Sexual Function in Men with Degenerative Chronic Low Back Pain: A Cross-Sectional Study
摘要
Chronic Low back pain (CLBP) is a common health concern with various consequences in particular on different aspects of sexual function. This study aimed to assess sexual function in men with chronic degenerative CLBP and to identify factors associated with erectile dysfunction (ED). We conducted a cross-sectional study over a 12-month period. Adult male patients with degenerative CLBP (≥ 3 months duration) of degenerative or disc-related origin were consecutively enrolled. Sociodemographic characteristics and CLBP characteristics (intensity with Visual Analogic Scale (VAS), radicular pain and its pattern…) were collected. Patients with inflammatory rheumatic diseases, prior spinal surgery, or medical conditions known to cause sexual dysfunction were excluded. Sexual function was evaluated using the International Index of Erectile Function (IIEF) and the Sexual Assessment Questionnaire (SAQ). Psychological status, disability, and sleep quality were also evaluated.
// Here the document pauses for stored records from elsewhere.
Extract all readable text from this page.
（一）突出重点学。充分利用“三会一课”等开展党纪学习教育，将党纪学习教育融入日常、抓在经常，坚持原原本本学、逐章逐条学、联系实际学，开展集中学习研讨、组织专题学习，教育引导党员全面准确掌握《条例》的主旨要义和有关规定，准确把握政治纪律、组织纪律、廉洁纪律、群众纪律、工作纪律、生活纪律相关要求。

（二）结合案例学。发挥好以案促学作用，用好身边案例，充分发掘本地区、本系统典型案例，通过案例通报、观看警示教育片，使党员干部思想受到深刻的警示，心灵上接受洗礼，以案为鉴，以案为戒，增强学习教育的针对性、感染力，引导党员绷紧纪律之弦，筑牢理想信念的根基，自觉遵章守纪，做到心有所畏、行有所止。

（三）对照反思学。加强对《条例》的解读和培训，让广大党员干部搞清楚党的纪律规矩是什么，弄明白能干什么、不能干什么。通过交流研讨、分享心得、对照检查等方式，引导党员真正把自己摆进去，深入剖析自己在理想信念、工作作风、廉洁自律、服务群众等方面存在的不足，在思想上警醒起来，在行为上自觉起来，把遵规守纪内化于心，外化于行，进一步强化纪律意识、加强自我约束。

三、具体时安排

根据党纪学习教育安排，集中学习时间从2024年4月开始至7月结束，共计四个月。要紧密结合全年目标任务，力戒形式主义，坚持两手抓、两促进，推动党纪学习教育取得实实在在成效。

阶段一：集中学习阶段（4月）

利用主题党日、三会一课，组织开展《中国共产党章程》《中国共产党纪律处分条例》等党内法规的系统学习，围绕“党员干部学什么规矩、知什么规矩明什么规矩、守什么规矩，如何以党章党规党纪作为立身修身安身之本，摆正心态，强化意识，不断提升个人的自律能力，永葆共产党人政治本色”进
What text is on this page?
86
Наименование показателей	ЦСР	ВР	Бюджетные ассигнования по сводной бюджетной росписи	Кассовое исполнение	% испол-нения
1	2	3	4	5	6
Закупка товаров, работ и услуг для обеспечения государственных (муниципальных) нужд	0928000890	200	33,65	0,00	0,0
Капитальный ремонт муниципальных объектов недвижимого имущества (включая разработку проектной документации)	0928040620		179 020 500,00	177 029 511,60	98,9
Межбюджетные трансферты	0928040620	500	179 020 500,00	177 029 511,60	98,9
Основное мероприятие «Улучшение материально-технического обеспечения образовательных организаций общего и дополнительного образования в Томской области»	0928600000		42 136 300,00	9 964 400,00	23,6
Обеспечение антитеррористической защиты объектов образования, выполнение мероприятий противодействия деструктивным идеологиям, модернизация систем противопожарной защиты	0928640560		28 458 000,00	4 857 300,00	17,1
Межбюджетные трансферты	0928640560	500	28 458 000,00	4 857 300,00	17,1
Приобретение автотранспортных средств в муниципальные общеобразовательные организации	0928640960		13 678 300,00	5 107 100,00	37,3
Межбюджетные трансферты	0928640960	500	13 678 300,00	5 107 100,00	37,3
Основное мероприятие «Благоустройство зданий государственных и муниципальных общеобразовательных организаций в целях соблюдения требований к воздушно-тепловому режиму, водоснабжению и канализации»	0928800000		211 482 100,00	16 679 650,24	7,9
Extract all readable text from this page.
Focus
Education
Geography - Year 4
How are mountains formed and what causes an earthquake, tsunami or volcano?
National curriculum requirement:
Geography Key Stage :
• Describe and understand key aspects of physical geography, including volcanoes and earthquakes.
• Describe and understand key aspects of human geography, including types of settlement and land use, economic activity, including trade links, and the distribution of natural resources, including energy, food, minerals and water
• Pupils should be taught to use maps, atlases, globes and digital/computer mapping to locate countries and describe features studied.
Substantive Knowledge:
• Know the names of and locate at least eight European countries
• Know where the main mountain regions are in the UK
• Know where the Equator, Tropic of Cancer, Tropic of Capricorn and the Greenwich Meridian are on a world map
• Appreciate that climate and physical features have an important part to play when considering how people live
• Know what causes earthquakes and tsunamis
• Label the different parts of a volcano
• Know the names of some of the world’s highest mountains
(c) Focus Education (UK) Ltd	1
Multivariate logistic regression was performed to identify factors associated with ED. We included 101 male patients with a mean age of 52.14 ± 12.89 years. Erectile dysfunction (IIEF erectile function domain ≤ 25) was present in 83% of patients, with 34% experiencing moderate-to-severe ED. Sexual desire and satisfaction were affected in 71.3% and 83.2% of patients, respectively. Patients with ED had a significantly higher age (p = 0.01) and LBP duration (p < 0.004). Additionally, ED was significantly associated with married status, work status, and muscle relaxant use. Age > 46 years and CLBP duration > 4 years were identified as significant thresholds associated with ED (AUC 0.848 and 0.745, respectively). In multivariate analysis, age > 46 years, CLBP duration > 4 years, anxiety symptoms, and unemployment were independently associated with ED, while muscle relaxant therapy was associated with lower risk of ED. Men with degenerative chronic mechanical LBP frequently experience impaired sexual function. Older age, longer disease duration, anxiety, and unemployment were independently associated with erectile dysfunction. Routine assessment of sexual health should be considered in the comprehensive management of chronic LBP.